Key Point: People are searching ways to feel less burned out and overwhelmed at work. Tony Schwartz’ March 2012 Harvard Business Review blog, The Magic of Doing One Thing at a Time, was the most widely read of all HBR posts last year. Why?

Research states that between 25 and 50 percent of people report feeling overwhelmed or burned out at work. It’s not just the number of hours we’re logging, but also the fact that we spend too many continuous hours juggling too many things at the same time.

As Schwartz states in his blog:

“What we’ve lost, above all, are stopping points, finish lines and boundaries. Technology has blurred them beyond recognition. Wherever we go, our work follows us, on our digital devices, ever insistent and intrusive. It’s like an itch we can’t resist scratching, even though scratching invariably makes it worse… The biggest cost — assuming you don’t crash — is to your productivity. In part, that’s a simple consequence of splitting your attention, so that you’re partially engaged in multiple activities but rarely fully engaged in any one. In part, it’s because when you switch away from a primary task to do something else, you’re increasing the time it takes to finish that task by an average of 25 percent… But most insidiously, it’s because if you’re always doing something, you’re relentlessly burning down your available reservoir of energy over the course of every day, so you have less available with every passing hour.”

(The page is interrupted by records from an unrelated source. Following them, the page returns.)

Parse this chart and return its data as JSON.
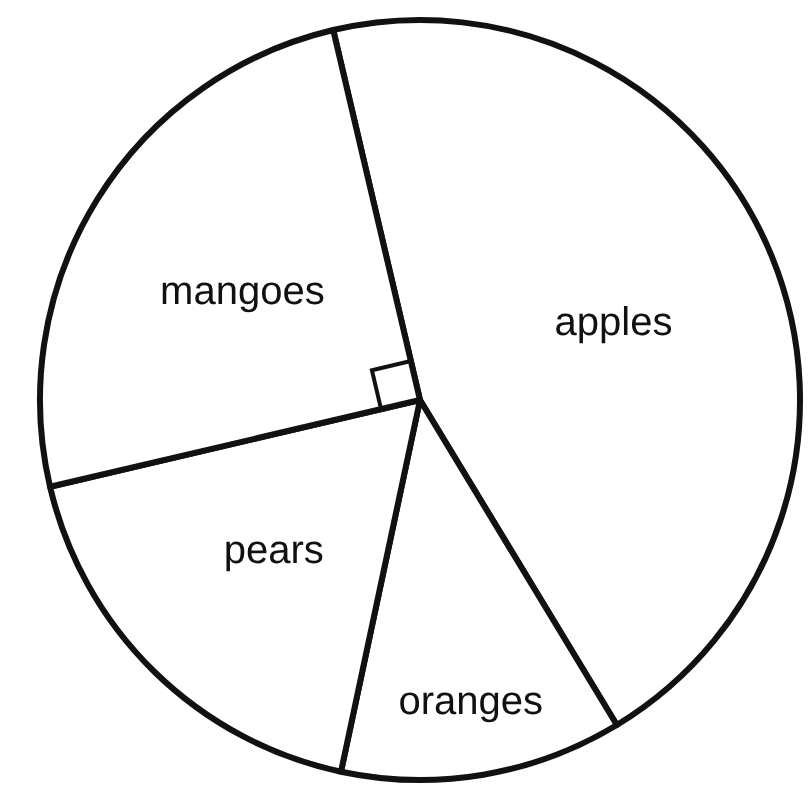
{
  "chart_data": {
    "type": "pie",
    "categories": [
      "apples",
      "oranges",
      "pears",
      "mangoes"
    ],
    "values": [
      45,
      12,
      18,
      25
    ],
    "colors": [
      "#ffffff",
      "#ffffff",
      "#ffffff",
      "#ffffff"
    ]
  }
}
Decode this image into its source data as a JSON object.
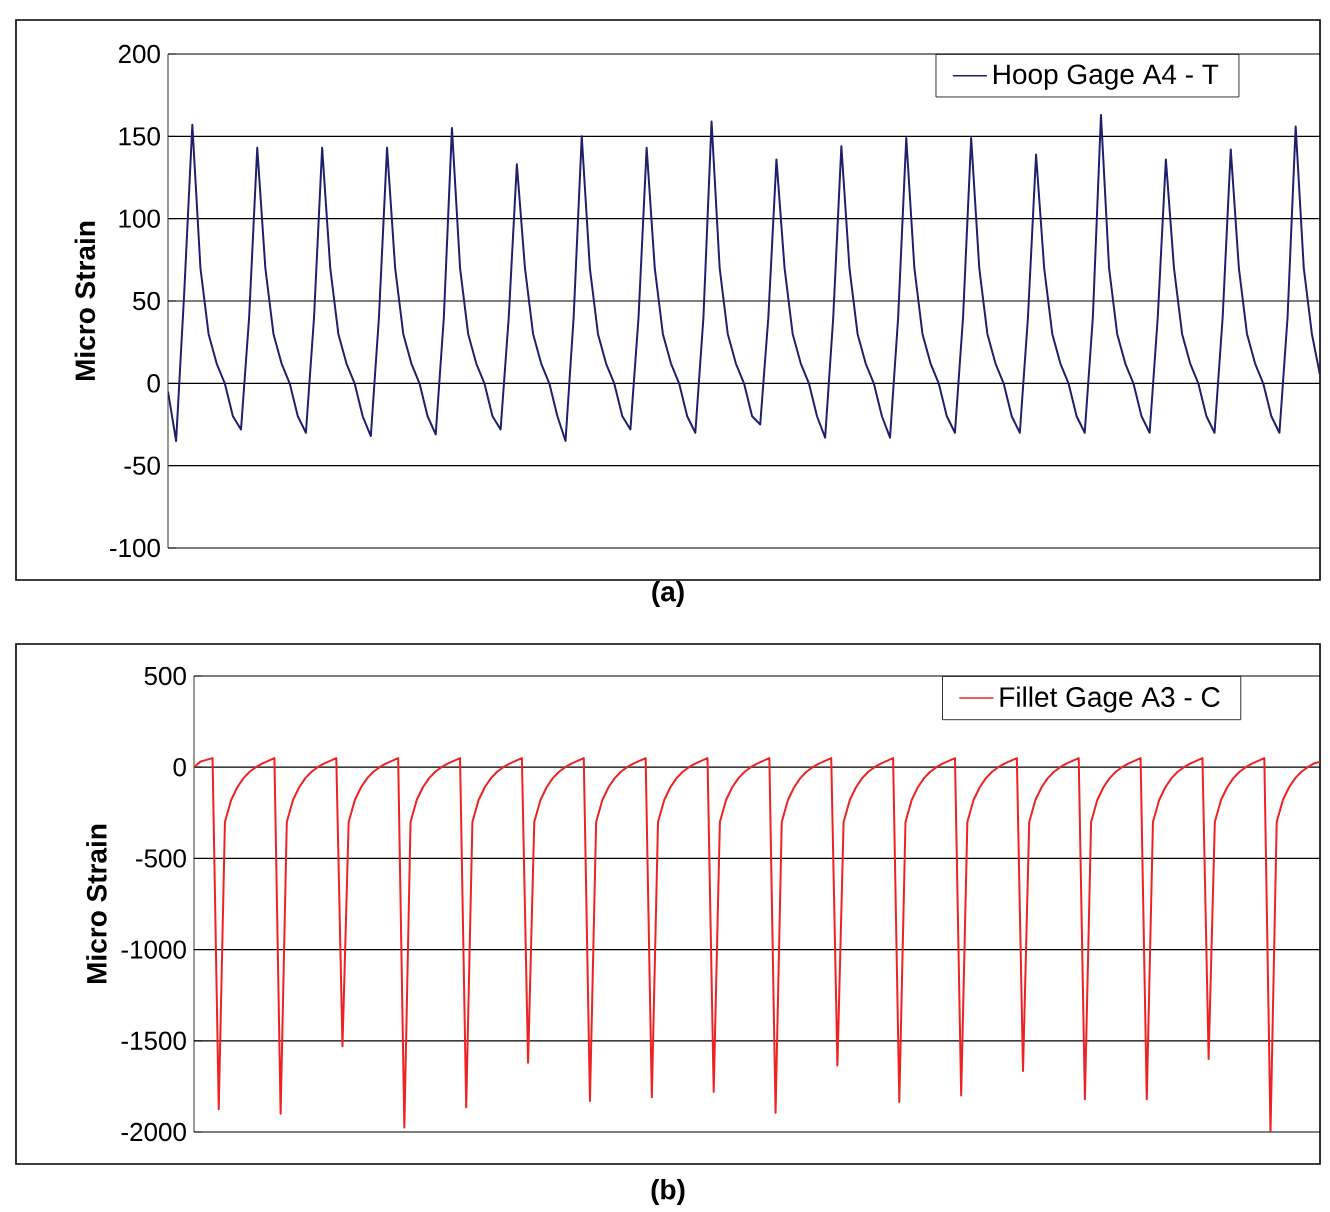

Obviously no one wins when we behave like this. And if you think this whirling, dervish behavior makes you less expendable or indispensable, think again. What you and your manager should be focused on is your results, not whether you show your dedication by turning into a frazzled mess at the end of the day. My observation is that we self-inflict much of this unproductive behavior. No one really makes us do it. So what can we do on our own, without waiting for or needing anyone’s approval?

Character Moves:

  1. In 2013, get 100 percent CLEAR on what measurable results are expected of you and your role. (Not activities, results)! Be relentless to define this with your boss. Do not let him/her off the hook. You and your boss both need this clarity.
  2. Use these defined results as a filter to review whether any activity you are involved with contributes to your results. Do not work anyone else’s agenda! I don’t mean that you shouldn’t be a team player, but teamwork should be at the intersect between your obligations and others… Nowhere else. This is especially true if attending to other emails, while perhaps entertaining, involves mostly non-value added stuff. Often, reading your emails first thing in the morning can inadvertently send you working/commenting on less urgent matters. Before you know it, a few hours have passed and you have done little to accomplish what you are responsible for.
  3. Determine what you want/need to accomplish each day and attend to your highest priories first, if you can. If you need information in specific emails to get your vital work done first, find those and skip by all the distracting subject headings. This takes personal discipline. If you are a natural procrastinator, ignore tasks that have less negative consequences till you have time to accomplish them.
  4. Block out segments in your day for strategic planning or thinking. If you have any discretion in your schedule, consciously make time. This includes some renewal activity each day, like a walk, 10-minute snooze, a real lunch, etc. No fear. Ignore what others may think. Remember that you’re focused on results, not just looking good and busy.
  5. Take real vacations to regenerate yourself. There is nothing heroic in letting your vacation pile up. You are doing both you and your employer a disservice if you do. When you’re at work, you should be laser focused and fully engaged. That’s what you’re getting paid for. When you are taking a break, really get refreshed. Working through most of your vacation because your smartphone and tablet are by your side is DUMB… It’s not a sign of incredible dedication. If you’re not expendable for at least a few days, your employer is not resourcing the role properly or you took your vacation without a good plan for things you are responsible for. Do not take on that burden as well.